Saturday’s weather vacillated from 75 humid degrees down to 40 windy, rainy degrees. But the day before featured pristine 80-degree temperatures – appropriate for an unofficial first Friday of spring, or summer.
A few items, mundane or otherwise, before a sequence of recent photos:
-Ever talked with a police officer for more than a few minutes? Voluntarily, that is? For a recent seminar assignment, everyone interviewed a Chicago police officer and then formulated a monologue from the encounter. Most everyone had a different experience. One of my roommates ended up in the back of a squad car on the West Side, taken home by officers who maintained a white kid like him wasn’t safe in the area. Two girls spoke with police who were blatantly racist. Some spoke with police who yearned to be “regular people” and not defined by the badge. Others fell in between, as you’d expect with any population of people. The monologues made for an intense class, though we didn’t have time to flesh out all the issues in a conversation. Personally, I had considerable trouble actually lining up my interview, as a couple networking attempts and random approaches each failed. I ended up attending a CAPS meeting in Humboldt Park and interviewing a sergeant afterward. A much more dynamic CAPS (community policing) meeting than our first experience in Logan Square (in an initial post), and an engaging discussion, as I learned about policing techniques and nuances of gang dynamics around Humboldt Park (the actual park). “My officer” certainly exhibited some tendency to view criminals as the other, with a need to be locked up, but also seemed to care about root causes and the neighborhood itself. Ask everyone in our class about this assignment and you’ll get 12 different answers.

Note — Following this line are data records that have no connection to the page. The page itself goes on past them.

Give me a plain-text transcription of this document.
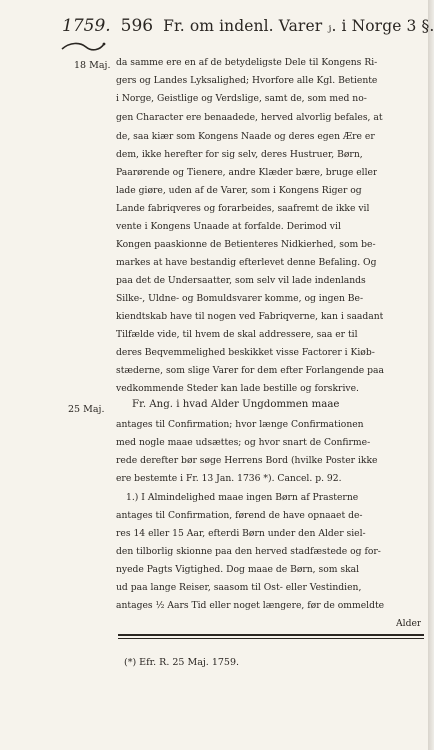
1759. 596 Fr. om indenl. Varer ⱼ. i Norge 3 §.
18 Maj. da samme ere en af de betydeligste Dele til Kongens Ri-
gers og Landes Lyksalighed; Hvorfore alle Kgl. Betiente
i Norge, Geistlige og Verdslige, samt de, som med no-
gen Character ere benaadede, herved alvorlig befales, at
de, saa kiær som Kongens Naade og deres egen Ære er
dem, ikke herefter for sig selv, deres Hustruer, Børn,
Paarørende og Tienere, andre Klæder bære, bruge eller
lade giøre, uden af de Varer, som i Kongens Riger og
Lande fabriqveres og forarbeides, saafremt de ikke vil
vente i Kongens Unaade at forfalde. Derimod vil
Kongen paaskionne de Betienteres Nidkierhed, som be-
markes at have bestandig efterlevet denne Befaling. Og
paa det de Undersaatter, som selv vil lade indenlands
Silke-, Uldne- og Bomuldsvarer komme, og ingen Be-
kiendtskab have til nogen ved Fabriqverne, kan i saadant
Tilfælde vide, til hvem de skal addressere, saa er til
deres Beqvemmelighed beskikket visse Factorer i Kiøb-
stæderne, som slige Varer for dem efter Forlangende paa
vedkommende Steder kan lade bestille og forskrive.
25 Maj.	Fr. Ang. i hvad Alder Ungdommen maae
antages til Confirmation; hvor længe Confirmationen
med nogle maae udsættes; og hvor snart de Confirme-
rede derefter bør søge Herrens Bord (hvilke Poster ikke
ere bestemte i Fr. 13 Jan. 1736 *). Cancel. p. 92.
1.) I Almindelighed maae ingen Børn af Prasterne
antages til Confirmation, førend de have opnaaet de-
res 14 eller 15 Aar, efterdi Børn under den Alder siel-
den tilborlig skionne paa den herved stadfæstede og for-
nyede Pagts Vigtighed. Dog maae de Børn, som skal
ud paa lange Reiser, saasom til Ost- eller Vestindien,
antages ½ Aars Tid eller noget længere, før de ommeldte
Alder
(*) Efr. R. 25 Maj. 1759.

-It’s tough to keep up with cooking. True. I’m not used to cooking any meals for myself at school, except for pouring the occasional bowl of cereal. Here I have to buy groceries at appropriate intervals to keep fully stocked and provide for my own balanced diet. Now as we reach the end of the semester I’m especially cautious with my perishables. Maybe none of the readers care that much about my cooking, or this is all obvious, but it should remind us that one of the prime lessons of urban studies comes from personal experience in the city. Like the residents we “study” or meet with, we live in Chicago. As I contemplated moving out of this apartment for the summer (thankfully able to stay because ACM provides housing for students who want to say), I understood much more the awful experience of housing displacement. And I’ve only been here three months. Imagine being forced out after years, or decades. I also understand the importance of having fresh produce in your neighborhood. Some neighborhoods, mostly on the West or South Sides, suffer as “food deserts” without quality fresh food in the area. My own short walk, in a few directions, pales in comparison.
-In this program, we learn Chicago, which makes us realize how much more there’s still to learn about Chicago. Though there’s a cliche embedded somewhere within that previous sentence, ignore it and accept the premise. Again and again this semester I recognize my desire to have control. I want to understand and know all of Chicago, just so I can have a handle on all of it. Just so nothing’s unfamiliar, or so that I really have the “full picture” of Chicago. Yet every time I go to a neighborhood, I realize that I can’t consume the neighborhood like that. I can’t consider that one time emblematic, take it is as my experience, and chalk up another piece of the city learned. If I had to leave in a few weeks, at the end of this program, I’d have real trouble. Here’s what I think I’ve learned – know your neighborhood first. If I spent too much time trying to hit every Chicago site, touristy or otherwise, I’ll miss the experience of being in a city, because I’ll miss the dense city life happening just outside, or walking by as I hustle to the train. Even in Logan Square there are far too many restaurants, even cheap restaurants, to ever try.
Lincoln Park, the large lakefront park on the North Side, to downtown: 
Again, looking south to downtown from Lincoln Park area. (I, like many other people, seem to always take photos of large monuments. In the Midwest, I don’t have any mountains or thrilling open skyscapes to photograph. So that’s why we’re fascinated with all these different angles of the same buildings.) 
A huge gorilla at the Lincoln Park Zoo (which is free). If you haven’t been to a zoo lately, and I hadn’t, go to restore your sense of childlike wonder at how cool animals are!

A real roaring lion: 
Navy Pier on a rainy day, for free Ben and Jerry’s scoops. Reminded me of an upscale, pier version of the Mall of America. Decide for yourself whether that’s good or bad. 
After tie-dye craft day in precept: 
A group of us at the Northerly Island beach, a more secluded park east of the South Loop. 
From Northerly Island: 
Happy ACMers crammed into an elevator, as usual. 
Critical Mass, a monthly bike ride for the sake of biking. Held on the last Friday of every month. In Chicago, the police help out with traffic control because the group can reach more than a thousand. They’re generally peaceful, and held all over the world.